Change data capture enables applications to react every time data changes. And it does this without having to change the apps that modify the data.
Businesses today need the ability to respond faster, more efficiently, and more intelligently to the world around them. To do this, many are building out cloud-based, event-driven solutions that rely on streams of data flowing through their systems. And to do this, they must capture and process information as it’s created. That’s where change data capture (CDC), in general, and Debezium, in particular, is increasingly playing a critical role.
So, why the need for CDC? What does it do, and how does it help? Gunnar Morling, a Red Hat software engineer who is leading the Debezium project, noted in an interview with RTInsights that “CDC makes your data stores and existing databases first-class citizens in an event-driven architecture (EDA). The nice thing about this is that you don’t have to modify your applications, which are based on those existing databases. It’s transparent to those applications. Your database essentially acts as an event producer, and you can set up all sorts of consumers that react to those data changes.”
CDC lets any type of application take advantage of having low latency when it comes to reacting to data changes. This is an essential element in real-time systems. One specific example of its use is to keep a search index up to date so people can do a full-text search taking into account any real-time updates. It can also be used as an on-ramp to the cloud for on-premises legacy databases. For example, it could be used to take data from an on-premises legacy database and insert it into a cloud data warehouse. In this use case, CDC lets a business set up such a data pipeline, and it would have a very low end-to-end latency.

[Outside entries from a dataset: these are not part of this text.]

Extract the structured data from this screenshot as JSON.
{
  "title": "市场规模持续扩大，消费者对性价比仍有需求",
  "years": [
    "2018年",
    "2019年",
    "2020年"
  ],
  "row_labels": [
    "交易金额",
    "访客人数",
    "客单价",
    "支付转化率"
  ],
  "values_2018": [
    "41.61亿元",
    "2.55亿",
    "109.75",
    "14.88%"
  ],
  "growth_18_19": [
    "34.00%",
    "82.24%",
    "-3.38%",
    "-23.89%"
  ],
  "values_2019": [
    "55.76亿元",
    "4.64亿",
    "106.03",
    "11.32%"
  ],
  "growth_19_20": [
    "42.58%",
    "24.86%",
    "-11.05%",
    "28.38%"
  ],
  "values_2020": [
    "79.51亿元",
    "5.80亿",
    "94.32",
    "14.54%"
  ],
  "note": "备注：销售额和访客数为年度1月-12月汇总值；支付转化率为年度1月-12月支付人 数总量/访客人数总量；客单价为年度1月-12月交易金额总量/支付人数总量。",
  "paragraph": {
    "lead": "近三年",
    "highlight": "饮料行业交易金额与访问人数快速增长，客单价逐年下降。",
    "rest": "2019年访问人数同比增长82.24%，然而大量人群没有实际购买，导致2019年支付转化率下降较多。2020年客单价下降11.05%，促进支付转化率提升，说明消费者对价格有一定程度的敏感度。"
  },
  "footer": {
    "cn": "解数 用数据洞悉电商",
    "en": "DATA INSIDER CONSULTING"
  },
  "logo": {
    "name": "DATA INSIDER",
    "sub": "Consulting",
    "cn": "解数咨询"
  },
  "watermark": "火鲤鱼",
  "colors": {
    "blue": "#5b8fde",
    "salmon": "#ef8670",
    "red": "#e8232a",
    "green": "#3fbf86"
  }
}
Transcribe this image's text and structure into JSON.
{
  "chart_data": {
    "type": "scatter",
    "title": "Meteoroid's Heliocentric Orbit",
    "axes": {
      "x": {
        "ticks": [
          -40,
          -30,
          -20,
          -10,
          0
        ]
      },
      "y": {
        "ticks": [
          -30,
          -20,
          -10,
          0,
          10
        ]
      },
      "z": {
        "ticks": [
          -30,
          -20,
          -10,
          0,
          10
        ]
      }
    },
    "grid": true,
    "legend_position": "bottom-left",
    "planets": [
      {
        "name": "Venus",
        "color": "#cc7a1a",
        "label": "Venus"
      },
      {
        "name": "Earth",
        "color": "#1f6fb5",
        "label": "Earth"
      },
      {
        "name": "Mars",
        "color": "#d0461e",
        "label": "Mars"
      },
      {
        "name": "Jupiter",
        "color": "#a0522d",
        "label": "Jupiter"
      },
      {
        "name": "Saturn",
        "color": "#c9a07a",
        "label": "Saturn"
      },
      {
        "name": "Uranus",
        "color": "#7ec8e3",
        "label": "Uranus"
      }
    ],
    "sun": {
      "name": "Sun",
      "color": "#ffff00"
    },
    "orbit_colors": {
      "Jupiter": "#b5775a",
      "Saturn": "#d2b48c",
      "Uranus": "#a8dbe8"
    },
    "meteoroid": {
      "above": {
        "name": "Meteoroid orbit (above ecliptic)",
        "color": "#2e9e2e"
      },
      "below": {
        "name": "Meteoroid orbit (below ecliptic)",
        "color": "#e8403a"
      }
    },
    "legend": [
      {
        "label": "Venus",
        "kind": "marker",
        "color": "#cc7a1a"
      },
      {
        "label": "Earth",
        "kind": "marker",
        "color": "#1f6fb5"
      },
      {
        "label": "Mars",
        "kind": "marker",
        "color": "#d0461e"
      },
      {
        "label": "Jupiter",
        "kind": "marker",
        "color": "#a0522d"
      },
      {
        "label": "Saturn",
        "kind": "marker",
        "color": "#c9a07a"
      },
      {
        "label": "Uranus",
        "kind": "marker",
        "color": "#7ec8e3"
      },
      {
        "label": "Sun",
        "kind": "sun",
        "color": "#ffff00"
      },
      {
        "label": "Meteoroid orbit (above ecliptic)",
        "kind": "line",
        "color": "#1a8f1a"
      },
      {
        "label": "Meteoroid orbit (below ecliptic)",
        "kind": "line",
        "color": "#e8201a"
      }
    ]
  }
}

When updating a source database, which could be any relational database such as Oracle, Microsoft SQL Server, Postgres, or MySQL, a business may need to update multiple related resources such as a cache and a search index. A simple approach would require upgrading the applications to update those resources at the same time. However, trying to consistently write this changed data to more than one target introduces many challenges and coordination overhead. CDC avoids issues like dual writes to, instead, update resources concurrently and accurately.
CDC accomplishes this by tracking row-level changes in database source tables – categorized as insert, update, and delete events – and makes those change notifications available to any other systems or services that rely on the same data. The change notifications are emitted in the same order they were made in the original database. In this way, CDC ensures that all interested parties of a particular data set are accurately informed of the change and can react accordingly, either refreshing their own version of the data or by triggering business processes.
A typical CDC pipeline would start with an event producer application. An example might be a shopping app where a user creates or updates an account. The app makes those changes in a database. CDC would then make the changes available to a stream engine. CDC minimizes the resources required for processes because it only deals with data changes.
Why change data capture is increasingly in demand
Major industry changes are driving the need for CDC in real-time applications. To start, many more operations and business processes must transition from batch and reactive modes to real-time. Financial institutions can no longer afford to analyze transactions once a month or week looking for fraud. They must react to real-time data about user behavior and transactions in progress and stop the fraud from happening in the moment. Similarly, a modern retailer would use dynamic input such as an in-store beacon alert that a loyalty program customer is in the cosmetic section to instantaneously deliver in-person or text promotional offers. A CDC system could serve as the intermediary between the events and instances that invoke a change and the analytics engine that processes them to derive insights and take actions.
A second transformation underway is the need for rapid application development and constant updates to meet user expectations and demands. Batch-based, monolithic applications of old are not up to the task. They cannot be easily modified. New features take forever to roll out. And any small change requires updating the entire application. Organizations do not have the luxury to take workhorse production applications offline for any period to revise them.
The way to address this issue is to break apart the monolithic applications of old and build new applications based on a cloud-native architecture. As such, many organizations are moving to cloud-native application architectures based on microservices and containers. The services and data provided by the core systems are encapsulated and presented to other elements of an application as a microservice via an API.
In that way, new front-end applications can easily be developed, and new analytics algorithms and models can be used to extract insight into the data. The core application and services it provides remain untouched. CDC sits between the core application and the downstream processes, capturing the data changes and making them available to a stream engine.
How Debezium fits in
Debezium is an open-source distributed platform for change data capture. It enables applications to react every time data changes. And it does this without having to change the apps that modify the data. Additionally, Debezium continuously monitors databases and lets any applications stream every row-level change in the same order they were committed to the database.
Debezium is useful because there is no one API that enables CDC for all the different databases a business might use. There are different APIs, different formats, and different mechanisms needed for implementing CDC for different databases. Debezium provides one unified way for getting changes out of all the different databases.
That means a business does not have to care about the database specifics like the database-specific formats and other factors. Debezium takes care of that. It will expose changes in one abstract unified event format. Consumers don’t have to care about the particular source of a data change.
Additionally, it is based on Apache Kafka, which allows these actions to take place in an asynchronous way and connects to all kinds of consumers. This allows applications to react to all the inserts, all the updates, all the deletes on the source databases in real time.